THE FLAGLER TRIBUNE
Bunnell, Florida
Thursday, August 16, 1928

 

The sudden passing of George P. Mason at Hendersonville, N. C., last Sunday morning shocked his many friends and acquaintances in Flagler Beach and Bunnell, in both of which places Mr. Mason had been a familiar and active figure for the past four years.

Only a week previous to his death Mr. Mason spent a couple of days in Flagler Beach and at that time he appeared to be in excellent health. Shortly after his final visit to Flagler Beach, he went on a business trip to Hendersonville, where he was taken ill soon after his arrival; and despite the efficient medical aid and nursing he received, the ravages of diabetes, from which disease he had long been a sufferer, had so undermined his vitality that he succumbed after only three days illness.

Mr. Mason was born in Westfield, N. Y., February l, 1863, being 65 years of age at the time of his death. After completing the public school course in his native town, he attended preparatory school and afterwards entered Hamilton College, where he became a member of Chi Psi fraternity. During his school arid college days, he was very active in athletics and won a number of medals as a short distance runner. He retained his interest in sports to the end of his life and was particularly fond of baseball, of which sport he was a keen observer.

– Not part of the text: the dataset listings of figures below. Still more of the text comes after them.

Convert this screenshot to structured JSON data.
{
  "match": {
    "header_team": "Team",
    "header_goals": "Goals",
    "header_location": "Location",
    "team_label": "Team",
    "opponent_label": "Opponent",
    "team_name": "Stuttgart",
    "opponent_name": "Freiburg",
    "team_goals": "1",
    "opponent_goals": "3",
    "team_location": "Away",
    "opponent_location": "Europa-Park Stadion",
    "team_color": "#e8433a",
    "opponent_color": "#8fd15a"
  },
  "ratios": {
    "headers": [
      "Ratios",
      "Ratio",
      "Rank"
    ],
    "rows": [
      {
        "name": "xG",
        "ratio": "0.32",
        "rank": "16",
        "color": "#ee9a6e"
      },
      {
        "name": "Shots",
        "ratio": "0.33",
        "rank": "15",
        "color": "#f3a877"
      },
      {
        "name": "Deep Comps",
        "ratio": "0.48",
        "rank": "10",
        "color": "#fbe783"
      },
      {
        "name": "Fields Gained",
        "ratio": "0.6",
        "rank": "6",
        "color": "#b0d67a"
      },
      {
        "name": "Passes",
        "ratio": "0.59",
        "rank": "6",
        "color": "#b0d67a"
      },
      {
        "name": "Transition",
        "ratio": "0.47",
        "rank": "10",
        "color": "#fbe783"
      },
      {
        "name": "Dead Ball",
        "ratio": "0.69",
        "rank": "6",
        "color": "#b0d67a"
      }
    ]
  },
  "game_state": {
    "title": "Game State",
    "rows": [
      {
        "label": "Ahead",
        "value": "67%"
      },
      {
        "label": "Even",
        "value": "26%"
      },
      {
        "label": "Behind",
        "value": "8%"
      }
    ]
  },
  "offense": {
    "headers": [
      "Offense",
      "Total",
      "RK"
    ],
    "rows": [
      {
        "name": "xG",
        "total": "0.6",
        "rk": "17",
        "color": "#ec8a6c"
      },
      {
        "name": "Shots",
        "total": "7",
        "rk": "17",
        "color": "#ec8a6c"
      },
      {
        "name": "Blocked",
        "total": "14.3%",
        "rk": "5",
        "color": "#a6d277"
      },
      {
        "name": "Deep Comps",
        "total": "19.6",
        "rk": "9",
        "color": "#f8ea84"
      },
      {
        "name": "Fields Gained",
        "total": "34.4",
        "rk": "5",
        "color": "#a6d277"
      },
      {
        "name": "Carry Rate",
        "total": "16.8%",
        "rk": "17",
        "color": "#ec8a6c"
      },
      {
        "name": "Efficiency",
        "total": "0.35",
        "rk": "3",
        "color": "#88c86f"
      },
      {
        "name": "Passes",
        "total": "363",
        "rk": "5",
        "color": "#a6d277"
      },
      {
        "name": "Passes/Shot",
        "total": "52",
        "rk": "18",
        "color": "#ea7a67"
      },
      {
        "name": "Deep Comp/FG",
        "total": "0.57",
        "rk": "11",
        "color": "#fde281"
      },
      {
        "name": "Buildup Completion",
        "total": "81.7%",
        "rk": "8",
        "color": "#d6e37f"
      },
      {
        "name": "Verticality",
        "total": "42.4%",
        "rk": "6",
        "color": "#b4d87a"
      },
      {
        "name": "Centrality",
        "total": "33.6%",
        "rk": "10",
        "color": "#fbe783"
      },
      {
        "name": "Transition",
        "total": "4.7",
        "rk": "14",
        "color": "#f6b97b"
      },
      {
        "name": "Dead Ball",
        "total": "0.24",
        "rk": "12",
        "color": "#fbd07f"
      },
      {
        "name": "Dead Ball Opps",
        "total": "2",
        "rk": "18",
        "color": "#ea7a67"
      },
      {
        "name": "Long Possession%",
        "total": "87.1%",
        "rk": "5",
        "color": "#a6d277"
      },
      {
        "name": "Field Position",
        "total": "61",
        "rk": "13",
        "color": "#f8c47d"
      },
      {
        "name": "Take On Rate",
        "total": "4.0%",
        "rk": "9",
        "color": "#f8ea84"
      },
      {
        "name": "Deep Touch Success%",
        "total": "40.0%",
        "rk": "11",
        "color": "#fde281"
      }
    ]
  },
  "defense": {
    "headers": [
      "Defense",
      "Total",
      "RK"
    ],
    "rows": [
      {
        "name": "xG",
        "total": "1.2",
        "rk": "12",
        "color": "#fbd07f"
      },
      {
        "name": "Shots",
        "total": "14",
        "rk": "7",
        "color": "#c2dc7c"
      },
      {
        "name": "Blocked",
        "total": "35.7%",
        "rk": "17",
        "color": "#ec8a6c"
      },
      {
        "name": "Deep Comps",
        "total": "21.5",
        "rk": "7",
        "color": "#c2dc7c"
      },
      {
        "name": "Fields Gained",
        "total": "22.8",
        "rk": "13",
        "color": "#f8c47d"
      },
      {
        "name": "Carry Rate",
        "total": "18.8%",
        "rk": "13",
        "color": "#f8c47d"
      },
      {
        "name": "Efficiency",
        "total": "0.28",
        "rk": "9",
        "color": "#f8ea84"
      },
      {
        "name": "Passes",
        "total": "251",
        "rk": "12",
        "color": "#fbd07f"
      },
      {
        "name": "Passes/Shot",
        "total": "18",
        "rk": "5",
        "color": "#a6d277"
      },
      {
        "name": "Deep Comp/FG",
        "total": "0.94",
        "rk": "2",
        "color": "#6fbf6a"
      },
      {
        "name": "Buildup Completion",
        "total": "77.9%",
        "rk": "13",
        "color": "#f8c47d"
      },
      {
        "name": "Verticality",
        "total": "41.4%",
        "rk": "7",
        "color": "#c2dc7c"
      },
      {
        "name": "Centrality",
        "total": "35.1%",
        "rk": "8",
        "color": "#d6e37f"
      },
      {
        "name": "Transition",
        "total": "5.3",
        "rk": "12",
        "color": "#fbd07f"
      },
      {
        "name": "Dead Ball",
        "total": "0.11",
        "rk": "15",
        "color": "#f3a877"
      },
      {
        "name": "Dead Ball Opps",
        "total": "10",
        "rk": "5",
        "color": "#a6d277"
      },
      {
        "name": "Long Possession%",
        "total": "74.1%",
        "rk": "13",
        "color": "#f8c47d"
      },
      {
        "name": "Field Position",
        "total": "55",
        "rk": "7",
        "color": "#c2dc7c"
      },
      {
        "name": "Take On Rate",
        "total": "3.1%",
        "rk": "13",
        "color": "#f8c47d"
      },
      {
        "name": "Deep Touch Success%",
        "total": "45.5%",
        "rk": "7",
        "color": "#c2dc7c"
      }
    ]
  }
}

For the past eight or ten years Mr. Mason had been a resident of Florida, during which time he was associated in the promotion of several business enterprises. Four years ago he became associated with D. F. Fuquay as the latter's general sales agent in charge of the sale of lots in the Fuquay subdivision in Flagler Beach and remained in that capacity until those properties were entirely sold. Because of his unbounded faith in the future of Flagler Beach, Mr. Mason himself invested largely in Flagler Beach property and two year's ago established his legal residence there, though other matters in which he was interested compelled him to spend most of his time in Jacksonville this past year.

Mr. Mason possessed a forceful and winning personality which, with his unusual ability as a salesman, gained for him a wide circle of friends and an enviable reputation in the field of business promotion and salesmanship in which his activities were employed for a long period of years.

The deceased's sister and only surviving relative, Mrs. H. L. Sears, accompanied by Mr. Sears, left Flagler Beach Sunday afternoon for Hendersonville and brought the body back to Jacksonville Tuesday morning.